One response to “January 26 Webcast: A Survey of the RMBS Litigation Landscape”

  1. Counsel for plaintiffs are barking up the wrong tree.

    There is a much more efficient way to achieve what plaintiffs are seeking, and to do it quickly. Time is of the essence in these matters, as statutes of limitations are quickly running out on plaintiffs in many of their causes of action. Furthermore, by not taking the more efficient legal solution to the problem, plaintiffs, when they lose with their present legal theories, will be precluded by the doctrines of res judicata and collateral estoppel from bringing new actions, based on more efficient and effective legal theories.
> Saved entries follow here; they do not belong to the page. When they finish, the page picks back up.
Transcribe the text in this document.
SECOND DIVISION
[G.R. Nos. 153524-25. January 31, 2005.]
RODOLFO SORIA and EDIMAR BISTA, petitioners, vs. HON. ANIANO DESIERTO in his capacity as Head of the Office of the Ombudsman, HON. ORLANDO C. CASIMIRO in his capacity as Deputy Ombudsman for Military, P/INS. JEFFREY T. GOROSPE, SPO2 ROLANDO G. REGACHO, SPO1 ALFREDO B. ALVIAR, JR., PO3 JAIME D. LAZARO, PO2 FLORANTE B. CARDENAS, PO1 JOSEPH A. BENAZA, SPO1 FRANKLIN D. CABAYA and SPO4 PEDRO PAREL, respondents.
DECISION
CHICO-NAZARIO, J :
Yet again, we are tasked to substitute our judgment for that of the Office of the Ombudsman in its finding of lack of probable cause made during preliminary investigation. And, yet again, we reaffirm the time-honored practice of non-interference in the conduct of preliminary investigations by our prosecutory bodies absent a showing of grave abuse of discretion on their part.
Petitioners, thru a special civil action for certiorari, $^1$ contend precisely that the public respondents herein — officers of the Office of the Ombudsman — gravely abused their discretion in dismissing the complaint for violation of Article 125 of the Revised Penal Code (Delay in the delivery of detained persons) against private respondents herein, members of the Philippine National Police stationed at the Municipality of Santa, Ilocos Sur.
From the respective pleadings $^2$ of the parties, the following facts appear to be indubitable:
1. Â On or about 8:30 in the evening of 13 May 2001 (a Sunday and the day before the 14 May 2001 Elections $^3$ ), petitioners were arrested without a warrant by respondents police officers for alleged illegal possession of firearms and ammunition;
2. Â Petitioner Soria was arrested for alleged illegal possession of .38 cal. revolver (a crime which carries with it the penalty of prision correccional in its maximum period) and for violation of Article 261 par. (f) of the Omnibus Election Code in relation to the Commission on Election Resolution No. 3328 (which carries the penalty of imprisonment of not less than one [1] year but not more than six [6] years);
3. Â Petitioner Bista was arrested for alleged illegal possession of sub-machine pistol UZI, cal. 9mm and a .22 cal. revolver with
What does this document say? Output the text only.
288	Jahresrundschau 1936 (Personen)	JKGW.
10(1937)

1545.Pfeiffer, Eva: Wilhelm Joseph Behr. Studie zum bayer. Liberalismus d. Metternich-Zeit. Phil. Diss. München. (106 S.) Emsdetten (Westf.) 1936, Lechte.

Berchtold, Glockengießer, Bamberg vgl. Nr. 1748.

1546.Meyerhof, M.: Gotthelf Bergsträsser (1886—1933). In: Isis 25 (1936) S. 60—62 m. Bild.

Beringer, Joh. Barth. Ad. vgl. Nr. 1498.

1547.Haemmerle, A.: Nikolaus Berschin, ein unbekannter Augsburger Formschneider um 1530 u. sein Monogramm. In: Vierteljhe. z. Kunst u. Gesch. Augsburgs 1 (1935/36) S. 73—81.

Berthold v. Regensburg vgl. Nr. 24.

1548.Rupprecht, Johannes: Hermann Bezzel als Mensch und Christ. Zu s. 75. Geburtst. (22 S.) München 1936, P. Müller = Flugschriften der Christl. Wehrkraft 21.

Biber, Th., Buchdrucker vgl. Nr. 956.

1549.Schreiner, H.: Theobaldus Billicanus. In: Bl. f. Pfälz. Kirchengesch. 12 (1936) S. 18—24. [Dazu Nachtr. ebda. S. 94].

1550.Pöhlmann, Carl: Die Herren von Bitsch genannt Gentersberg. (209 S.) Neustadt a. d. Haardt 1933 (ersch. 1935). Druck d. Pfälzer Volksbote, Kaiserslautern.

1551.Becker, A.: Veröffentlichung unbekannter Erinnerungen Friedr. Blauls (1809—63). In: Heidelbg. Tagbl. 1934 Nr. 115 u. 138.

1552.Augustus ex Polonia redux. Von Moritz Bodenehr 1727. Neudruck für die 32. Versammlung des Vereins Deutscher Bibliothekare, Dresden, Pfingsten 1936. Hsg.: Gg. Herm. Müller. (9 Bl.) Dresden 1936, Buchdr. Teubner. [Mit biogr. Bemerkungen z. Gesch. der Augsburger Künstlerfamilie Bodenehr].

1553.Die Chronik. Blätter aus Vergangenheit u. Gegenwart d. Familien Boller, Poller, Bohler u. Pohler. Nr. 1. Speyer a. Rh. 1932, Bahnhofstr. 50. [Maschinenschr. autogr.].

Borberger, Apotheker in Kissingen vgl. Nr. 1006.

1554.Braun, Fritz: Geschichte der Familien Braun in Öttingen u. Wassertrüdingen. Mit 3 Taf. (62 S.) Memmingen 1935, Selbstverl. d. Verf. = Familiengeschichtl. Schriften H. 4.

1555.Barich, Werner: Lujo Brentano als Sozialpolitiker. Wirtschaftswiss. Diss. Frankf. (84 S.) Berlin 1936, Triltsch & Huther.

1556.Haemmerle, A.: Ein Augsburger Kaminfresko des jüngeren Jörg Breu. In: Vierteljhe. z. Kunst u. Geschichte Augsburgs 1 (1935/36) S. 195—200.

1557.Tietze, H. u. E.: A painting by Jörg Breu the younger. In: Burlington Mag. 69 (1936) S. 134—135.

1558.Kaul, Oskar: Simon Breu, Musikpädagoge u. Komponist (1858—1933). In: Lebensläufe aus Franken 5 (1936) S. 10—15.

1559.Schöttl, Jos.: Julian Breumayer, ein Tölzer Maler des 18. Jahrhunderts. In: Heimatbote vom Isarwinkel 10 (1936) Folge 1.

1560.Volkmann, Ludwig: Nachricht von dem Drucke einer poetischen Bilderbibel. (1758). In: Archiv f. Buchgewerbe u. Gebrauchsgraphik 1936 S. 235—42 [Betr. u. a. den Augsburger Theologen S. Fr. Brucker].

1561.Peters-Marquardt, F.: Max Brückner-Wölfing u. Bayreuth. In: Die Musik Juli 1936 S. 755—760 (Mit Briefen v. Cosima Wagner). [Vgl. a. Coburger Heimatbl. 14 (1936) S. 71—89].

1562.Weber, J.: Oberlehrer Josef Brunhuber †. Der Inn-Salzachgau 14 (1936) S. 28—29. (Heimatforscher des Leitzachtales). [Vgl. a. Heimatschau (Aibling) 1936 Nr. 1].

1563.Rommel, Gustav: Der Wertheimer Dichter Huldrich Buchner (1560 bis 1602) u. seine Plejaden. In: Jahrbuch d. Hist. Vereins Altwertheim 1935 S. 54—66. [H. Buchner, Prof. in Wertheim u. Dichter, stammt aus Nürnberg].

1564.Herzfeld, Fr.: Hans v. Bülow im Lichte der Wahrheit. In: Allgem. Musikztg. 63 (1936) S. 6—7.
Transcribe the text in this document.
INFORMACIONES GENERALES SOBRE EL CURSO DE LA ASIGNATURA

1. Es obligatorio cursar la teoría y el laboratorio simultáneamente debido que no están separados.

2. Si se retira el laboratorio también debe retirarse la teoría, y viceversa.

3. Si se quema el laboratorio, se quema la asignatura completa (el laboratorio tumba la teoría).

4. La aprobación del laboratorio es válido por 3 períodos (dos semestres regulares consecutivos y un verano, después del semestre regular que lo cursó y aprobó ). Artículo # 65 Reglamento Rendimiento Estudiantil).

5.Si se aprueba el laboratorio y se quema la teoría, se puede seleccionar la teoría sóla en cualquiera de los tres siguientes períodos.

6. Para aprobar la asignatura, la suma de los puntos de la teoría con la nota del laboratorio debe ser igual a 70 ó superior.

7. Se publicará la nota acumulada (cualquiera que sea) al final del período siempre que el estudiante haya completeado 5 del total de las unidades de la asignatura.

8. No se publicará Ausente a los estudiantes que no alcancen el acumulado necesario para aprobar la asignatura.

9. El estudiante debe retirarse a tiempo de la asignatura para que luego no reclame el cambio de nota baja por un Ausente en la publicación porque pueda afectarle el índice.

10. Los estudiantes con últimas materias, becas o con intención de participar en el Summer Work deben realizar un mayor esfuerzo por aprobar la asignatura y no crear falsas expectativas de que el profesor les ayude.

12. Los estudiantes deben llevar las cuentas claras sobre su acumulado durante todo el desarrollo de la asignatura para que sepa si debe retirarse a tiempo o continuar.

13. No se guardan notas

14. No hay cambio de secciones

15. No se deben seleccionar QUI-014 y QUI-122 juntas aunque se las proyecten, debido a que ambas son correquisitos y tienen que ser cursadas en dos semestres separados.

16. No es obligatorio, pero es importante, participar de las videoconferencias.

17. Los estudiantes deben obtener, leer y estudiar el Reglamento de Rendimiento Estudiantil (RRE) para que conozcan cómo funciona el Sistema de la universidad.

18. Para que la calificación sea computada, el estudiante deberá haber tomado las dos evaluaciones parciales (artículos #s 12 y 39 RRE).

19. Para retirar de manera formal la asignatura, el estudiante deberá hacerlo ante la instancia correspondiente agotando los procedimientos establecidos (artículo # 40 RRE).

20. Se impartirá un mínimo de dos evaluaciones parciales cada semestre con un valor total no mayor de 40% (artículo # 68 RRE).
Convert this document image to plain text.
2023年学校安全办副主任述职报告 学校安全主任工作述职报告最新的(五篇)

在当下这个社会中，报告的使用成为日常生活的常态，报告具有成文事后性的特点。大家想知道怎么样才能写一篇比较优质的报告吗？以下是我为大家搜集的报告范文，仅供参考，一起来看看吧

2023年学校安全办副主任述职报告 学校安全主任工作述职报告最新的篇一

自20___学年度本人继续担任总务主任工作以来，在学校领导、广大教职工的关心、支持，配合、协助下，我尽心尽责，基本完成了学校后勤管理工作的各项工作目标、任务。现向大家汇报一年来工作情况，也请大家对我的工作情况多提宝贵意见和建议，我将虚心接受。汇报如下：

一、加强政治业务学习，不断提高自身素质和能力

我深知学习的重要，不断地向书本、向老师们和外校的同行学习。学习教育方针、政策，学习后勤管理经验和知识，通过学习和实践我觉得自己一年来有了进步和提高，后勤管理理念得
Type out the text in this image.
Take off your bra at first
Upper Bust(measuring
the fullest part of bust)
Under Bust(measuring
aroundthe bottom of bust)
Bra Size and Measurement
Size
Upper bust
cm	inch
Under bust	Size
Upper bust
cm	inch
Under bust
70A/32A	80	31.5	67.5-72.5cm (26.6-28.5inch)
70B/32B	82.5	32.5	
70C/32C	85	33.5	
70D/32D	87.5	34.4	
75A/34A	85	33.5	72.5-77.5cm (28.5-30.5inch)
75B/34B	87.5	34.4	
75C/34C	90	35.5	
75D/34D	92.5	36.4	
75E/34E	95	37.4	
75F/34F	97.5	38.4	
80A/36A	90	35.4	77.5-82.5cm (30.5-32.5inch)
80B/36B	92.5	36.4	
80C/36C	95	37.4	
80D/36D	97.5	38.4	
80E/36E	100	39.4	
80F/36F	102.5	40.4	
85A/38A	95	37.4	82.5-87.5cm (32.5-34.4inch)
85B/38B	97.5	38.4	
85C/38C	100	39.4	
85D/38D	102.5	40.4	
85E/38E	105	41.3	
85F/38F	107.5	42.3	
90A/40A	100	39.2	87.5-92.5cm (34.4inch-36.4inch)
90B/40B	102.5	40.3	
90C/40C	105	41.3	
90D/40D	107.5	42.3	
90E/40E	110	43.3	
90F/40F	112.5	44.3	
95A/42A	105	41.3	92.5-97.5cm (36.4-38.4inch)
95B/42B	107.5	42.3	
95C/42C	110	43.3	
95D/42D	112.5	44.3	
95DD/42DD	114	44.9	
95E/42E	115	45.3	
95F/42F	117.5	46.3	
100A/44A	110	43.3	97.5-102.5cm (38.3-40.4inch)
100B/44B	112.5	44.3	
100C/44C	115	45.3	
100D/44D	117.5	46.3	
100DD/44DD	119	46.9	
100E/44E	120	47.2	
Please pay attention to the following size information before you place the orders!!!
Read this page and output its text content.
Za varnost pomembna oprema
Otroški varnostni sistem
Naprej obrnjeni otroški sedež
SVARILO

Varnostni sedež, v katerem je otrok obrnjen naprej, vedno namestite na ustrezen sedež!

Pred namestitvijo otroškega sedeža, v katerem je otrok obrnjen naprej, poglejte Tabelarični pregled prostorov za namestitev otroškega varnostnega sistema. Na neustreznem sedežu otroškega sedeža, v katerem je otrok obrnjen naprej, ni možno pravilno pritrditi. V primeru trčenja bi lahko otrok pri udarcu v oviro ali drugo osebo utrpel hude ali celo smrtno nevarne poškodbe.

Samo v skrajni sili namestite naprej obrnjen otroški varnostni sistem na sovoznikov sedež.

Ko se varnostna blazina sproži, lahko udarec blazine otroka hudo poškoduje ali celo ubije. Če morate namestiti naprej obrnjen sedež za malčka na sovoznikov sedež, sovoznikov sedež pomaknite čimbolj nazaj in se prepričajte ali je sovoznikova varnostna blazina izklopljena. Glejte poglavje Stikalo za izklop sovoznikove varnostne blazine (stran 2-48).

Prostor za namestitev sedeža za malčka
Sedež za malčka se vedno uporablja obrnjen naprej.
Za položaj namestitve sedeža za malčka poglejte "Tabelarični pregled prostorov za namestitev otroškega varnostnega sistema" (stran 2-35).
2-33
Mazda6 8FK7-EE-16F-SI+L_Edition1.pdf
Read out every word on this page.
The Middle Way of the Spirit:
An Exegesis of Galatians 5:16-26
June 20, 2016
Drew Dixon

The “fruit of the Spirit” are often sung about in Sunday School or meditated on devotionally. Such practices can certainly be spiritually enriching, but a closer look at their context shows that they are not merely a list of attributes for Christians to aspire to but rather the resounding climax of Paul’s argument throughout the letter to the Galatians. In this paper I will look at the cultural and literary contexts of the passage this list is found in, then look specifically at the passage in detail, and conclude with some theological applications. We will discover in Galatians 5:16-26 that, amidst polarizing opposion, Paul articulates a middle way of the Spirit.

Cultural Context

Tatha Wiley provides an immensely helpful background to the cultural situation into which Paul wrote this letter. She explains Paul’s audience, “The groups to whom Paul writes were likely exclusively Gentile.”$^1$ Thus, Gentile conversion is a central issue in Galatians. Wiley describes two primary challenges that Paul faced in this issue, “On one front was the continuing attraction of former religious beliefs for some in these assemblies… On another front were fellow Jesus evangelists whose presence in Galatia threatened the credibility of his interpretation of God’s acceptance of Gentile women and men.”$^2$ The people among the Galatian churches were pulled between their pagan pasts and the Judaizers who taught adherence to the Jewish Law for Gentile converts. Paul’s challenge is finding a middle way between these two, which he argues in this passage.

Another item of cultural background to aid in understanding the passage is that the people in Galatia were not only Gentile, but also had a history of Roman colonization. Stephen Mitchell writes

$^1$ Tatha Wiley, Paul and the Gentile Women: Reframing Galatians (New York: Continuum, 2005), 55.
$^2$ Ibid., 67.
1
The aforementioned doctrines will be applicable because it will be the same plaintiffs attempting to litigate the same facts and transactions. In will matter not that these issues were not litigated in the prior actions, only that they could have been so litigated.

    So what this means for institutional investors is that they will have breached their fiduciary obligations to their beneficiaries, and their counsels will be liable for malpractice. Unfortunately, institutional investor recoveries under counsels’ malpractice policies will be a pittance of what could have been recovered by bringing suit using proper legal theories. And of course, managements of institutional investors will themselves be liable to their beneficiaries for their errors and omissions.

    The net result will be across the board wins for the RMBS deal principals.